After two years of stagnant sales, Kakao CEO Shina Chung brokered a deal with OpenAI to get next-gen AI tech to jumpstart growth at the Korean internet giant. But will the new virtual assistants deliver?
Shina Chung, CEO, Kakao
Image: Jaehyun Kim for Forbes Asia
Striding purposefully across the stage at a packed media briefing held in Seoul in early February, Shina Chung, CEO of Korean internet giant Kakao, leaned in to greet OpenAI co-founder Sam Altman. After six months of negotiations, the two companies had just sealed a partnership thatwould give Kakao (market cap: $20 billion) access to the American AI titan’s powerful technology. As Chung declared on stage, it could potentially turn “all imaginable AI-era services into reality”—and give Kakao a fighting chance to leapfrog the competition.
With OpenAI’s help, Kakao hopes to realise its ambitions of being at the forefront of providing hyper-personalised services to the 49 million users of its ubiquitous superapp KakaoTalk, which equals about 94 percent of the country’s population. Chung is targeting a November rollout of so-called AI agents—next generation virtual assistants that can go beyond answering basic questions to making decisions and even taking actions on behalf of users.
“We needed a partner we could trust, especially one who leads the field in performance and innovation,” says Chung in an exclusive interview with Forbes Asia at Kakao’s office in Pangyo, South Korea’s Silicon Valley, just south of Seoul. “We had the same philosophy.”
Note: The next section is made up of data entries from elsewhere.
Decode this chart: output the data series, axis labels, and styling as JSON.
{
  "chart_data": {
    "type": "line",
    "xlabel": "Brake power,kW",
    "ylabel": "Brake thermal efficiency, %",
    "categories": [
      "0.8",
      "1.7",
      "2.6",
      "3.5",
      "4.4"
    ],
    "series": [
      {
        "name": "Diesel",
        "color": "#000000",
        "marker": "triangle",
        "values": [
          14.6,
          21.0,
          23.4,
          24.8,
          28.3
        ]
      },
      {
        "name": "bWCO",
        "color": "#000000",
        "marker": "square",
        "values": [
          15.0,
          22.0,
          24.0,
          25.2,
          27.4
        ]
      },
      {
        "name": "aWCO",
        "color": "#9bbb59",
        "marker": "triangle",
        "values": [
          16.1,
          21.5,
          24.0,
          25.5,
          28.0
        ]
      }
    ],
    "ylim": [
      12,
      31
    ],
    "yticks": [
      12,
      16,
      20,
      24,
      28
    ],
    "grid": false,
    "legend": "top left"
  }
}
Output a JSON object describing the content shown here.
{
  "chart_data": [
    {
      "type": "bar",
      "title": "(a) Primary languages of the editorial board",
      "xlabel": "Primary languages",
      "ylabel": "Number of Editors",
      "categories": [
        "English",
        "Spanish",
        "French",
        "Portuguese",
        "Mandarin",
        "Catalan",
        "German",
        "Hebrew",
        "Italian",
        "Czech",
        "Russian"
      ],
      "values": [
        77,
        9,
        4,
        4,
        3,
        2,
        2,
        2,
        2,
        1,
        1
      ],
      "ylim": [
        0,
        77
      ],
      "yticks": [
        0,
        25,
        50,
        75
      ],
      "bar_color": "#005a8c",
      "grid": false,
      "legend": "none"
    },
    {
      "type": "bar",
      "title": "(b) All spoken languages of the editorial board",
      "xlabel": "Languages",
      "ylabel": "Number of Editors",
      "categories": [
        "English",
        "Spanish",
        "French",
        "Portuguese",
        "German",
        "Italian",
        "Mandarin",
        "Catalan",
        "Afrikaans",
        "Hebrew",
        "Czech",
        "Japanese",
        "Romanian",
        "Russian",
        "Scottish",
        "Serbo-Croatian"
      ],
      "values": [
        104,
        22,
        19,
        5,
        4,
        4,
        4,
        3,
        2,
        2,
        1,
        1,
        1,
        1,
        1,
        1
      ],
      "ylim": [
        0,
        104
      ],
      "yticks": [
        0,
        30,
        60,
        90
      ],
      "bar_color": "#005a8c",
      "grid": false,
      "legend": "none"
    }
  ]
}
For Kakao and its first woman CEO, the OpenAI alliance could be nothing less than a gamechanger. Since taking the top job in March 2024, Chung’s biggest challenge is to steer the company through the longest stretch of sluggish sales in its 15-year history. The 50-year-old Chung, who featured on Forbes Asia’s Power Businesswomen list last year, is betting that going all-in on AI will be a catalyst for growth. “We are now preparing to significantly change KakaoTalk so that AI can penetrate its many services,” she says.
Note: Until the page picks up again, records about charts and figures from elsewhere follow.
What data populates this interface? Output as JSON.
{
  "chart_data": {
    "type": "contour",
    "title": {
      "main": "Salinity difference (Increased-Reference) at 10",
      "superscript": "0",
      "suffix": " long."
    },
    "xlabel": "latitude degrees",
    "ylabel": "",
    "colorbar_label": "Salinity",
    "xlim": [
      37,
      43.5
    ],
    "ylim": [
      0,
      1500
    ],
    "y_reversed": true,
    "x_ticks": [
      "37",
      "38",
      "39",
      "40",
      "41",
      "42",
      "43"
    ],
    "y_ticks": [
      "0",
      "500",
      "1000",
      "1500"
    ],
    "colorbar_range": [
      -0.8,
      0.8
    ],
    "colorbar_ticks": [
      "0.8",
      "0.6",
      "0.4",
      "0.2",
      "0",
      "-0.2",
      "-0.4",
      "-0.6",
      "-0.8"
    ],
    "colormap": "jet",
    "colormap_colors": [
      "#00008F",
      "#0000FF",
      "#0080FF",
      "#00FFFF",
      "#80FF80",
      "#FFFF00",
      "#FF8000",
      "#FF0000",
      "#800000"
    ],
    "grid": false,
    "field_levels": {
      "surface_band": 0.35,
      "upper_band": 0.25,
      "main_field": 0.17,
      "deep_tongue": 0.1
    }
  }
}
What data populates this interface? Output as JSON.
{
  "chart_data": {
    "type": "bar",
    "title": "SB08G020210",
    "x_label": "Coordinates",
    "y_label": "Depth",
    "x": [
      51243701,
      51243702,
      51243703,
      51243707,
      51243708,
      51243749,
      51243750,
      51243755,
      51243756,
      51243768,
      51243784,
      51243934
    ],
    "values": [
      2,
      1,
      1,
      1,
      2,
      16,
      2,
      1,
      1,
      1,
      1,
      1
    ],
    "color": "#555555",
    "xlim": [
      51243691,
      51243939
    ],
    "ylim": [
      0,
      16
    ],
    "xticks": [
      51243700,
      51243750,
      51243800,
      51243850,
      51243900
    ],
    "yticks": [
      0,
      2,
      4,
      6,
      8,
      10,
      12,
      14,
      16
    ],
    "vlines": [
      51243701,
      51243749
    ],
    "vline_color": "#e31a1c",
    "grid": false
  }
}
The collaboration isn’t a one-way deal. For OpenAI, it offers an opportunity to further its global ambitions by providing access to one of the world’s most tech-savvy markets, which has the highest number of paying subscribers outside the US for ChatGPT, its revolutionary chatbot. “We’re excited to bring advanced AI to Kakao’s millions of users and work together to integrate our technology into services that transform how Kakao’s users communicate and connect,” says OpenAI’s chief product officer Kevin Weil by email.